Multiple threads process dataframe #181

zhouqi1727 · 2022-05-25T08:43:20Z

One thread produces data and one thread processes data. When only the production thread is running, the program can run for a long time, such as more than one day, but when the processing thread is running at the same time, an error will be reported in a few hours. The error is reported in append_ Column, the following is the code of the two functions：
producer:
while(true){ lock_guard<std::mutex> lk(mutex1); if(dataframe.get_index().size()>300){ try{ auto index = dataframe.get_index()[0]; auto endIndex = dataframe.get_index()[99]; dataframe.remove_data_by_idx<double>({index,endIndex}); }catch(const std::exception& e){ cout<<"dataframere move data error:"<<e.what()<<endl; } continue; } dataframe.append_index((time+1)*interval); dataframe.append_column("agg_price",agg_price); dataframe.append_column("agg_vol",agg_vol); dataframe.append_column("buy_price",buy_price); dataframe.append_column("sell_price",sell_price);
sales:
while(1){ if(dataframere .get_index().size()>100){ std::lock_guard<std::mutex> lck2(mutex2); new_dataframere = dataframere ; vec = get_feats(new_dataframere ,"b"); } usleep(10000); }
The two functions are executed in different threads.

The text was updated successfully, but these errors were encountered:

hosseinmoein · 2022-05-25T12:08:01Z

You should read the multithreading section of the documentation and see the code samples it points you to.

DataFrame is not multithreaded safe.
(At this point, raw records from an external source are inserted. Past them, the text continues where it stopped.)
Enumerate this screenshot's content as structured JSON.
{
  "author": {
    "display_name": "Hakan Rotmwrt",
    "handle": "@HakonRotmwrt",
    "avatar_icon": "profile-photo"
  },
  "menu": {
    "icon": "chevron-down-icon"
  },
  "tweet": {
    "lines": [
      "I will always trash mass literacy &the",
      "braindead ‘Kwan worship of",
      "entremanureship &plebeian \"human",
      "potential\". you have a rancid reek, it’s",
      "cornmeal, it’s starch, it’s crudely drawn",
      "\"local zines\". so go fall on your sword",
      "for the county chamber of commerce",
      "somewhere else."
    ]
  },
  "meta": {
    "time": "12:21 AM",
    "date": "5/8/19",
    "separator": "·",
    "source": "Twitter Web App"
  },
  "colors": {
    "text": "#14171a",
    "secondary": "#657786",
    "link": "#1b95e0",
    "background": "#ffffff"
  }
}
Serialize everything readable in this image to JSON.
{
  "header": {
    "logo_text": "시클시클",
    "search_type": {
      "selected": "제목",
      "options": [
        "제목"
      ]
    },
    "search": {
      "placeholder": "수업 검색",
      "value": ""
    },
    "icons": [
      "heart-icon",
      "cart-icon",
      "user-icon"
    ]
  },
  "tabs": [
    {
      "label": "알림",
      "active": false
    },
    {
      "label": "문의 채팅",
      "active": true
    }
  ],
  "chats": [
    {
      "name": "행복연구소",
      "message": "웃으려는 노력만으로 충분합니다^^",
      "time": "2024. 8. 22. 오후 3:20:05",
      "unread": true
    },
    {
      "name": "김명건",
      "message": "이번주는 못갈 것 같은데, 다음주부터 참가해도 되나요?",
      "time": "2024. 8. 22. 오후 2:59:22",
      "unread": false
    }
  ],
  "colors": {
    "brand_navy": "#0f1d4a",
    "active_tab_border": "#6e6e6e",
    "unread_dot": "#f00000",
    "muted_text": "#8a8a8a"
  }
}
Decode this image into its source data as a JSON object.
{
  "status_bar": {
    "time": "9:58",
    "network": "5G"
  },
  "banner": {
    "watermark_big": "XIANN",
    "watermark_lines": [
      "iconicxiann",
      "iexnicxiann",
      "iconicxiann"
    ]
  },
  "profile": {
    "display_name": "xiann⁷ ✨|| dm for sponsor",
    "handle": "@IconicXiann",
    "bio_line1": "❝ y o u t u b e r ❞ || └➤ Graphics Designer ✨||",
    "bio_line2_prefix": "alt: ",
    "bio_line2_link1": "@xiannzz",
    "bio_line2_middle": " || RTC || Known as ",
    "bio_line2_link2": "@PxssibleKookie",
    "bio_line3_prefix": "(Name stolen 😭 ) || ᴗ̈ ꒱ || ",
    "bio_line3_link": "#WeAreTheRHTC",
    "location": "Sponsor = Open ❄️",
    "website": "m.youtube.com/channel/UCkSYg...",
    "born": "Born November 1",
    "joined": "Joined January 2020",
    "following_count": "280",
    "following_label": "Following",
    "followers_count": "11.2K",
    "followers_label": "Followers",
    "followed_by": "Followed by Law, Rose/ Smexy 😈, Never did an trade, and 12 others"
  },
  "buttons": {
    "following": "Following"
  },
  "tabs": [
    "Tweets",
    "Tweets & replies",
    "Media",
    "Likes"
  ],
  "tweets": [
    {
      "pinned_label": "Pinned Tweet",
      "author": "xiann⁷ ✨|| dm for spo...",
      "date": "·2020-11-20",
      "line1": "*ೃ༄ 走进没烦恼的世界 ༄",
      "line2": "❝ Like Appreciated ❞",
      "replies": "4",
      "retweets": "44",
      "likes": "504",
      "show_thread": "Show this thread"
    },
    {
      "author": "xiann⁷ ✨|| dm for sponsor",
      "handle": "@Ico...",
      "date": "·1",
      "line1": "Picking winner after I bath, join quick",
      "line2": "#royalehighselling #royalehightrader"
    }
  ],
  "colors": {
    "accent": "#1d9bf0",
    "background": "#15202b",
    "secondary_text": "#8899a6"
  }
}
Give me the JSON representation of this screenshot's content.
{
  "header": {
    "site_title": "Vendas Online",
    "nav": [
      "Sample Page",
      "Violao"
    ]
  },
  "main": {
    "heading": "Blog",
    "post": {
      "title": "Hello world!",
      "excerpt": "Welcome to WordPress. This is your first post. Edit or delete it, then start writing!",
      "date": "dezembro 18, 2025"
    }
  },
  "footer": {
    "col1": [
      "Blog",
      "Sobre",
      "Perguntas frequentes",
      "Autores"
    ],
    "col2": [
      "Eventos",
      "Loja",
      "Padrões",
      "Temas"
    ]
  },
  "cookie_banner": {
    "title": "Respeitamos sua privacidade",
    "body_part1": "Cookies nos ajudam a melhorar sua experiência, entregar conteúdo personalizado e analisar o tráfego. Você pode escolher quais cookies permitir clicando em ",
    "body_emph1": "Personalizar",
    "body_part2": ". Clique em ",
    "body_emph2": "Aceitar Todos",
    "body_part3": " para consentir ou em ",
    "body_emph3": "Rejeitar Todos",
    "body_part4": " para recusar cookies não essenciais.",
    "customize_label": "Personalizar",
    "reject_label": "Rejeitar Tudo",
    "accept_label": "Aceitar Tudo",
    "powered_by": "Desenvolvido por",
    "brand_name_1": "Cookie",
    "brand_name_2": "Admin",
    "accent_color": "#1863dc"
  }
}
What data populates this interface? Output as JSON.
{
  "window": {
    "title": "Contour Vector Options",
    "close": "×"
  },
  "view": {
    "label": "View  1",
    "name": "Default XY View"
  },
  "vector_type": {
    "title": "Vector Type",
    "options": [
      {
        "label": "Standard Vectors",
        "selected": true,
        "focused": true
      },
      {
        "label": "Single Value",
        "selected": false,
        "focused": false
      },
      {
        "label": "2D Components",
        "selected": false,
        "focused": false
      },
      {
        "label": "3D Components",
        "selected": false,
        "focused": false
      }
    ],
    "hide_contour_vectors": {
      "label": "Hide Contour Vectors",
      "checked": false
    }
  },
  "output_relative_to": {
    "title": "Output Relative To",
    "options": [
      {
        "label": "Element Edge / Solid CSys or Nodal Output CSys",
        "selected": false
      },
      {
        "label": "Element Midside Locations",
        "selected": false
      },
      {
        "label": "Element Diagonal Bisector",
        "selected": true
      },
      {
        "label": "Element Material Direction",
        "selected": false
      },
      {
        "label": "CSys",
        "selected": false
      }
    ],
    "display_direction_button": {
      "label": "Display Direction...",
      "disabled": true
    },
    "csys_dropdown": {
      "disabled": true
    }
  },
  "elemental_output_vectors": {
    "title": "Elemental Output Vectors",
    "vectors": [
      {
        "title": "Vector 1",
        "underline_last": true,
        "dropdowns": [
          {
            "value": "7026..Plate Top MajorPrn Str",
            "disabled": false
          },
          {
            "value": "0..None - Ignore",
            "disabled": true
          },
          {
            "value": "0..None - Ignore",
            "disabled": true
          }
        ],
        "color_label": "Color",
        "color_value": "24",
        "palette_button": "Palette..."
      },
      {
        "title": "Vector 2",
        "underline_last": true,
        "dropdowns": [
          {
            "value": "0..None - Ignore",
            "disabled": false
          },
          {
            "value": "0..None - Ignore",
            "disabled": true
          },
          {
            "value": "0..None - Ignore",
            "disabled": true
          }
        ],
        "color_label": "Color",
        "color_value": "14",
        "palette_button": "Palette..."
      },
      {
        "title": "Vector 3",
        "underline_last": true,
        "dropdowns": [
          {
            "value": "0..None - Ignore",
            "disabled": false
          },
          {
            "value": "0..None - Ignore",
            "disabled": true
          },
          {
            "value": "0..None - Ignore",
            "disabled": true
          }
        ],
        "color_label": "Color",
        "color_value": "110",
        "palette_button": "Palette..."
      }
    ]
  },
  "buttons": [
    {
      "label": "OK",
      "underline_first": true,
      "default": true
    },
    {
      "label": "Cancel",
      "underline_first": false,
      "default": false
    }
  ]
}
You need to provide a SpinLock and your own mutex, if you are using the same instance of the DataFrame in multiple threads.

Also, I noticed in the sales thread

if(dataframere.get_index().size()>100)

is not inside the mutex protection

hosseinmoein · 2022-05-25T12:09:03Z

BTW, what is the error?

zhouqi1727 · 2022-05-26T03:10:49Z

the error is Segmentation fault in dataframe.append_column,i have provide a SpenLock in thread ,thanks.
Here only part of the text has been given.